I ran into some performance problems with elasticsearch. We are at the development/test stage.
We used the "kopf" plugin and it doesn't work proper anymore and some api calls like "_cat/nodes" run into a timeout.

Our Setup is a Cluster with 3 dedicated master nodes, 4 client nodes (2 for imports and 2 for searches) and 9 Data Nodes.
Data node hardware:
8 cpus , 8-16 Gb mem and we use ssd's (10 GB each)

We allready migratet 2 Years of costumer documents and have about 170 Millionen documents and about 1,5 TB used space.

We store our documents per user and time, e.g. costumer_2015_05 for one index with one shard( 12 indices per year and costumer) and set an alias for every costumer for better search performance. Because there is no difference to make an indice with 12 shards per year or make 12 indices with one shard (always 12 lucene instances).
The _cluster/health api call looks fine too:

{
"cluster_name" : "our clustername",
"status" : "green",
"timed_out" : false,
"number_of_nodes" : 17,
"number_of_data_nodes" : 9,
"active_primary_shards" : 9418,
"active_shards" : 18836,
"relocating_shards" : 0,
"initializing_shards" : 0,
"unassigned_shards" : 0
}

Now the questions:
How can we make our Cluster better and avoid timeouts with apicalls?
Should we upgrade our memory to 16 or 32 Gb for better performance?
Is there another free plugin that works better than kopf?

We'd like stay with our architecture with 1 indice per month and costumer, since the alias searches went well.

Regards
Andi

My first thought is that you have way too many shards. Nearly 20,000 total shards is overkill. I have seen cases where an elasticsearch cluster's problems have been drastically improved just by reducing the number of shards in the cluster, and that's what your case looks like.

I know you mentioned that you'd like to keep the index setup the same. One option to reduce the number of indices you have would be to keep single indices yearly for all customers, but have a field with the customer ID and then create aliases that use that filter, as explained in the documentation on aliases. 170 Million documents is not nearly big enough to warrant so many indices, that number could easily fit in a single index if that's a concern.

@tylerjl

first of all , thank you for the fast response.

I thought a "kagillion" shards are ok , if there are small lookups (Shay Banon) . I thought we solved that problem with alias on the indices, since we only search on one specific costumers with every request.

I understand your advice, but then i don't know how many shards should we use for the one index? Would be 20 okay? (since we have 9 Data Nodes and we could add some in future)

If we would change the structur with one indix per year, how can we transfer our data in the new structur without deleting and migrate it from zero? Is there a good documentation or some scripts , that we can use?

And my last question. What do you think about the memory? At the moment , it looks like we are out of memory. Should we raise the memory or would the new setup help and reduce the used memory?

Regards
Andi

I'd point out that in the presentation you're referring to, Shay uses the example of 300 shards in a 50 node cluster.
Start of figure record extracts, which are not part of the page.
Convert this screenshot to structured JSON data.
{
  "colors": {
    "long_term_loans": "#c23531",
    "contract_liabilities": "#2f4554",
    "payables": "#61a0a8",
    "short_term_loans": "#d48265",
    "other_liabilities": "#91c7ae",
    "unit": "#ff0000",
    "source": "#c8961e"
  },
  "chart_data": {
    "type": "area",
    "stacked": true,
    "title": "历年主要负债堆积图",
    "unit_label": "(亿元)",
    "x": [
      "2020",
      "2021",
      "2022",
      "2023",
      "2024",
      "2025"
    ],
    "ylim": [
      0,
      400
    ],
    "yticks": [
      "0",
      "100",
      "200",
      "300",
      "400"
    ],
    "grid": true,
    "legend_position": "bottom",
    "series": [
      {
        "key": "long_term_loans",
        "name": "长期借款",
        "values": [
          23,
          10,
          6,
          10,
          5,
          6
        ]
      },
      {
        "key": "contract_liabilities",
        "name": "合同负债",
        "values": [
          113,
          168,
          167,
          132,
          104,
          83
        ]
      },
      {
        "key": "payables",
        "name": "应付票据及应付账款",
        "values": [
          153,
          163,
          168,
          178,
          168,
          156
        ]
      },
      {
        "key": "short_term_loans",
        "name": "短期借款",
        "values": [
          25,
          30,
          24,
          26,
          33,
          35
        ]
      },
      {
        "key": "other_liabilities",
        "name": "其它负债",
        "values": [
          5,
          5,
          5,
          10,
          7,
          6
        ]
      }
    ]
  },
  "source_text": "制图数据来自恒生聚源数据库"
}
We're talking about 20,000 shards distributed amongst 9 nodes, a difference of about three orders of magnitude. Once you're dealing with so many shards, the benefits of distributing the data gets pitted against the cost of coordinating between all of them, and it incurs a significant cost. I can't guarantee reducing the shards will fix it, but there are definitely cases where I've seen it resolve problems. :smile:

As far as shard counts, overallocating can give you room to grow, yes. If the primary index storage is 1.5 TB, it may be beneficial to split that among more than just a few indices to try and keep shards from becoming too large. Alternatively you could keep monthly indices with fewer shards, and could avoid hitting so many shards as you would when querying a yearly index if you're querying smaller time ranges.

To move documents between indices, you could use the logstash elasticsearch input or stream2es, either gives you the flexibility to pull out all the documents from an index.
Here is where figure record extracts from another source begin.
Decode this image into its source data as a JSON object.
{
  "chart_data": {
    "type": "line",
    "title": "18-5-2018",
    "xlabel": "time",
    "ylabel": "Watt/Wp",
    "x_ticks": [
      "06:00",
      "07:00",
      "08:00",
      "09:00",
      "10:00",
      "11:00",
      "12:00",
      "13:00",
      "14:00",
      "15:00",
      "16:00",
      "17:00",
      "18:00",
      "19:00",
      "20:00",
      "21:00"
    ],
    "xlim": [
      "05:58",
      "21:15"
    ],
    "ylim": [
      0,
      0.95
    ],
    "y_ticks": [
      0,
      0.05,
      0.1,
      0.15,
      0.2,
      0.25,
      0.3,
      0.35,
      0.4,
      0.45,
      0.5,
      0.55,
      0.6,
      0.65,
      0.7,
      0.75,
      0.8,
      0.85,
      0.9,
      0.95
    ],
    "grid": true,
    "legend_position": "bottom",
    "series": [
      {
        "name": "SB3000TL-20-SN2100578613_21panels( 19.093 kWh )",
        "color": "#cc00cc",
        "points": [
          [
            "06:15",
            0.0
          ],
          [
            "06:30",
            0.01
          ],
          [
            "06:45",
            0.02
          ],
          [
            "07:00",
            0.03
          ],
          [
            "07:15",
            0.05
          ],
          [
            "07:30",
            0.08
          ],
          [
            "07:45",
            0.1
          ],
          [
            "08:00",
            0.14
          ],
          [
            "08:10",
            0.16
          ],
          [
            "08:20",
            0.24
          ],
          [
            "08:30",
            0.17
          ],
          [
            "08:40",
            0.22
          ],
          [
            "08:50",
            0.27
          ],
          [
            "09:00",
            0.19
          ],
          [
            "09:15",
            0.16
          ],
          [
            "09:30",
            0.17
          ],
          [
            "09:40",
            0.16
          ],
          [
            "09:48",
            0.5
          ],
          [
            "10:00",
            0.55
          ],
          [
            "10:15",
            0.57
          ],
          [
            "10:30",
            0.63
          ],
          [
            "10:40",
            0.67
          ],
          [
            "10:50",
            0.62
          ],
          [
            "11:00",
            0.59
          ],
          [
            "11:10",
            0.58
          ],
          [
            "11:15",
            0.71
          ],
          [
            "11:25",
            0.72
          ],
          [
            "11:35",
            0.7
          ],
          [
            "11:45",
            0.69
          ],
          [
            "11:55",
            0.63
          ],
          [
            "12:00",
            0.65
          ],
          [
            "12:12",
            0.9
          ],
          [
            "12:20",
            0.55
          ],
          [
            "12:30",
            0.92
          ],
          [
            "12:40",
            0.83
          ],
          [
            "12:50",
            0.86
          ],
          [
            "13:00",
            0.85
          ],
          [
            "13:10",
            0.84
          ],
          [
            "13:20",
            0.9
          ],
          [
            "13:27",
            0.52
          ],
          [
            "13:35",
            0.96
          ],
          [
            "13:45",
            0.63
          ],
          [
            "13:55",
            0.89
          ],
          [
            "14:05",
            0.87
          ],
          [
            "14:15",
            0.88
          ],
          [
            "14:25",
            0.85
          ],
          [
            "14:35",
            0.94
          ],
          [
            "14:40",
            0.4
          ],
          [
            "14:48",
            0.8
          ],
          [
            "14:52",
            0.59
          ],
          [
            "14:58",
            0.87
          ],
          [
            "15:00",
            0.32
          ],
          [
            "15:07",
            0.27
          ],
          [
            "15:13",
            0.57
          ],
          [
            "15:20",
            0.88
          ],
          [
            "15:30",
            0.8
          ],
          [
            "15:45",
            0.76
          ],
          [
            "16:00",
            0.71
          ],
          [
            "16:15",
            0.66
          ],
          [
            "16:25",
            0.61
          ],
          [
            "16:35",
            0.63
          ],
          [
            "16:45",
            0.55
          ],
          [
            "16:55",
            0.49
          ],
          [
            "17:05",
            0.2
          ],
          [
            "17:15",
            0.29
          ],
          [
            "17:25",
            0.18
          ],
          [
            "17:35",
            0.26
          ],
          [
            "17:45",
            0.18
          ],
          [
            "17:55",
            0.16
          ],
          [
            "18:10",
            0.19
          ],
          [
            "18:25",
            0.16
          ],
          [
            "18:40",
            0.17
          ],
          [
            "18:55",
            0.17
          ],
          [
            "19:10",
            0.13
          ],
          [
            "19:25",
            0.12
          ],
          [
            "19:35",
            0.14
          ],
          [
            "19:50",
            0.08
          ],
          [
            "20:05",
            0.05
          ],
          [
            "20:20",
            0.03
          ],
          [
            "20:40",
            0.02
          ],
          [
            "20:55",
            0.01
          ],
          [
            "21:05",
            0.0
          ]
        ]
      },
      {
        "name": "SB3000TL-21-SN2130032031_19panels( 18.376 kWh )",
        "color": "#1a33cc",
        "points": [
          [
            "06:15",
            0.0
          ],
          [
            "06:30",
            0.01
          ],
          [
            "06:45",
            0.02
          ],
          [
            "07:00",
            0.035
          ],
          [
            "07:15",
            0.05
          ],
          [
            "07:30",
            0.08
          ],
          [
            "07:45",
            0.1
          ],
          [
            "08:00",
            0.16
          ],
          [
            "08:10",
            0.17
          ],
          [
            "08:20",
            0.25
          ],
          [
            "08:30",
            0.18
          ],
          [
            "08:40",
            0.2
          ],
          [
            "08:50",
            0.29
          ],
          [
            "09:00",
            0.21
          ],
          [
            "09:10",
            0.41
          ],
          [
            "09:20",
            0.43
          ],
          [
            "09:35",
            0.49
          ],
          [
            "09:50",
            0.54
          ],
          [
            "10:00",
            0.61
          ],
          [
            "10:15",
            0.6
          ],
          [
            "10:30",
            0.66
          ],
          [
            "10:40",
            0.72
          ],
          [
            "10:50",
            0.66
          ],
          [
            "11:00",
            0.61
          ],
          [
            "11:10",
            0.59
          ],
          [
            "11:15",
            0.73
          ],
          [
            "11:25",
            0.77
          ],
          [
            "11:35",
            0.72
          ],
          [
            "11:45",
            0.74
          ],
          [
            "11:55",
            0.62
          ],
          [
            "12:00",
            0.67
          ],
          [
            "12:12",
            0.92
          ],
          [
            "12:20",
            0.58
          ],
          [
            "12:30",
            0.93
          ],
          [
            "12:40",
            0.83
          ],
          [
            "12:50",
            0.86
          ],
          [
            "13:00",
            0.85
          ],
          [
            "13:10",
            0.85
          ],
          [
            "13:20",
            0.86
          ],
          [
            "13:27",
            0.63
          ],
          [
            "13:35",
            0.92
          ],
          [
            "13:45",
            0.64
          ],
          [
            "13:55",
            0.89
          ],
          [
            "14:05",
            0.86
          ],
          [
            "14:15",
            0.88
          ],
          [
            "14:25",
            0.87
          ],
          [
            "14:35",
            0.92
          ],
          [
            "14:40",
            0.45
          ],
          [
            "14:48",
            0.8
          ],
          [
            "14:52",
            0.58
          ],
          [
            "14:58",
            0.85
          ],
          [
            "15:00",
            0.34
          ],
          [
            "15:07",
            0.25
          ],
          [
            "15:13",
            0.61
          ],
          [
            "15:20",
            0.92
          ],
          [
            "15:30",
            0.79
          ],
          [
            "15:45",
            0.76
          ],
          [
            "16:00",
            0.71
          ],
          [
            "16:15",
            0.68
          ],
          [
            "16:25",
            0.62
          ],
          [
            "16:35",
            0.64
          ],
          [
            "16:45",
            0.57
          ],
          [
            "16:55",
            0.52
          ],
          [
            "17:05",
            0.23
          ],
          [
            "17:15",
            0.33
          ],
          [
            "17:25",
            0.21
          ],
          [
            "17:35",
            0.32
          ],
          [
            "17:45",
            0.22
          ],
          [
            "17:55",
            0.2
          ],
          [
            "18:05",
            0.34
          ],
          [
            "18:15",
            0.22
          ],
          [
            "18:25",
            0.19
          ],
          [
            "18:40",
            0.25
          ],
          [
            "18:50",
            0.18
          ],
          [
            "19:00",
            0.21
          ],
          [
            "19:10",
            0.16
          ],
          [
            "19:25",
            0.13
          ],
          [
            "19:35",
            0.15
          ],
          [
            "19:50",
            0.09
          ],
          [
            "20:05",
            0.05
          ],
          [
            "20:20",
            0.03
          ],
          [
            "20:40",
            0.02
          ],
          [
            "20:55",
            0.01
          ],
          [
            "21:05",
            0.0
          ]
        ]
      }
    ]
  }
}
For memory, based upon the document count of 170M, that should easily fit into what you have available. However, that number of 1.5TB of data suggests you may have very large documents. I'd suggest confirming that number is accurate (i.e. make sure it's not counting replicas - google around for some queries to look at sizing.) Also, how is the data being used? Some non-optimal querying can hurt memory, for example, performing aggregations on some analyzed fields can quickly fill up the JVM memory space.
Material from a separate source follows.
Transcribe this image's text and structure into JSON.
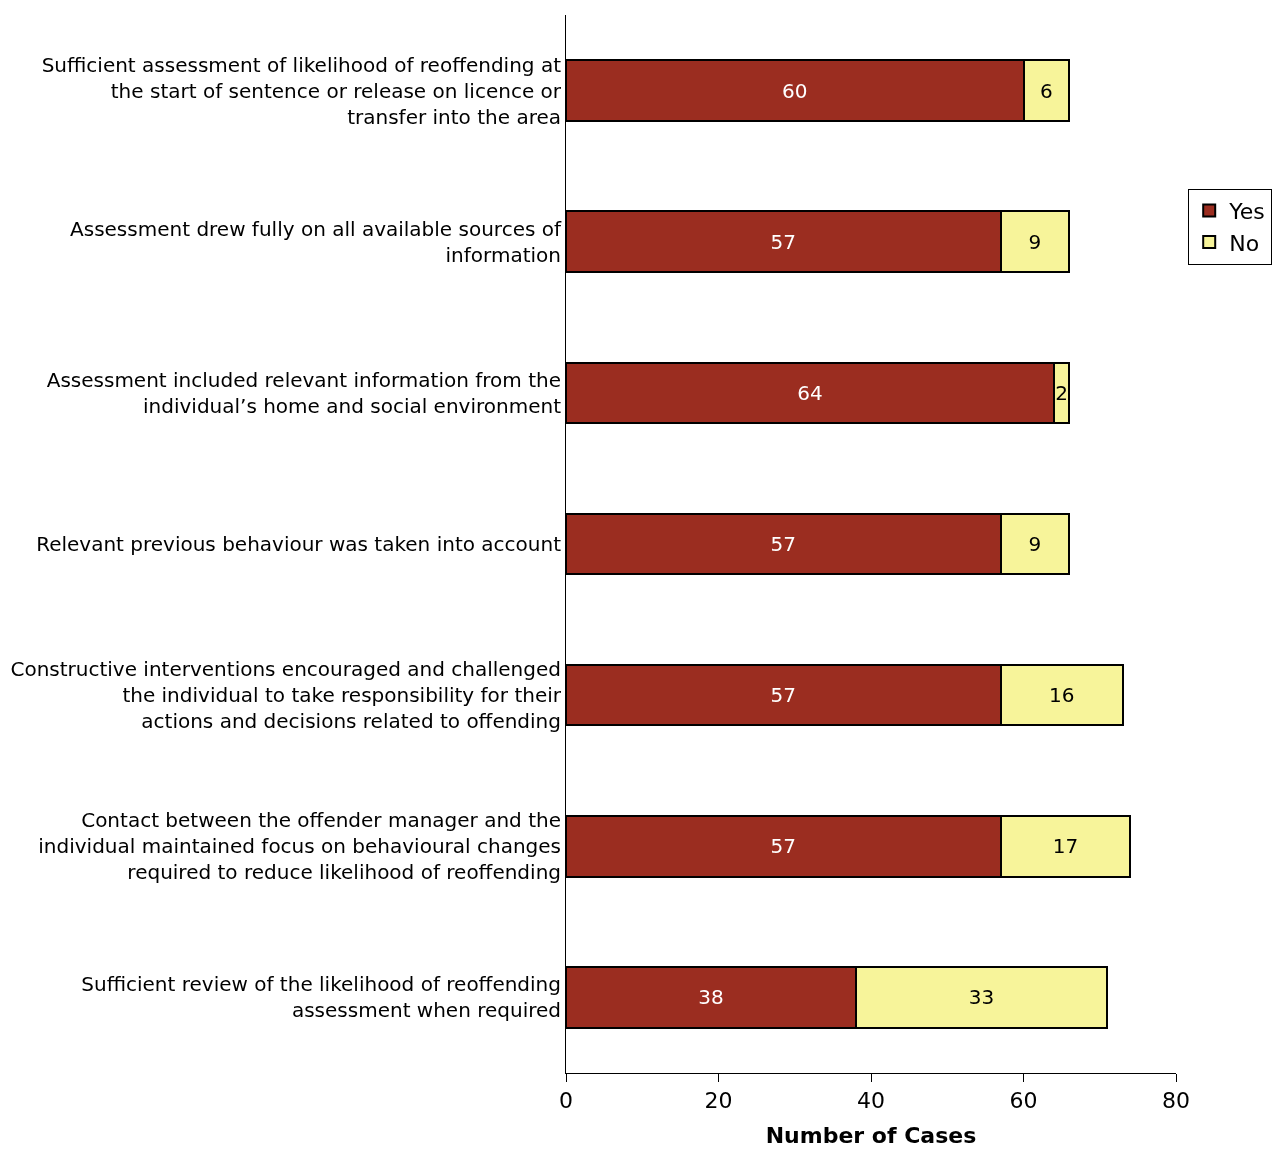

Yes, I agree. that's way too much for that total nodes in the cluster. Once we had 3 nodes with 900 shards, it kill the cluster, and we came all the way down until 10 shards. The data grow gradually every seconds, and index sizes grows and tune settings along the way.

1 Like

@Jason_Wee
Can you tell whats the size of your shards and the amount of documents? Cause we are curious about the maximum shards size with request resulst under a second.
Do you use only one index ?

Hello @andimak , each of the shard average to 75GB and close to 300million documents. That's the heaviest index in the cluster but we have other indices as well.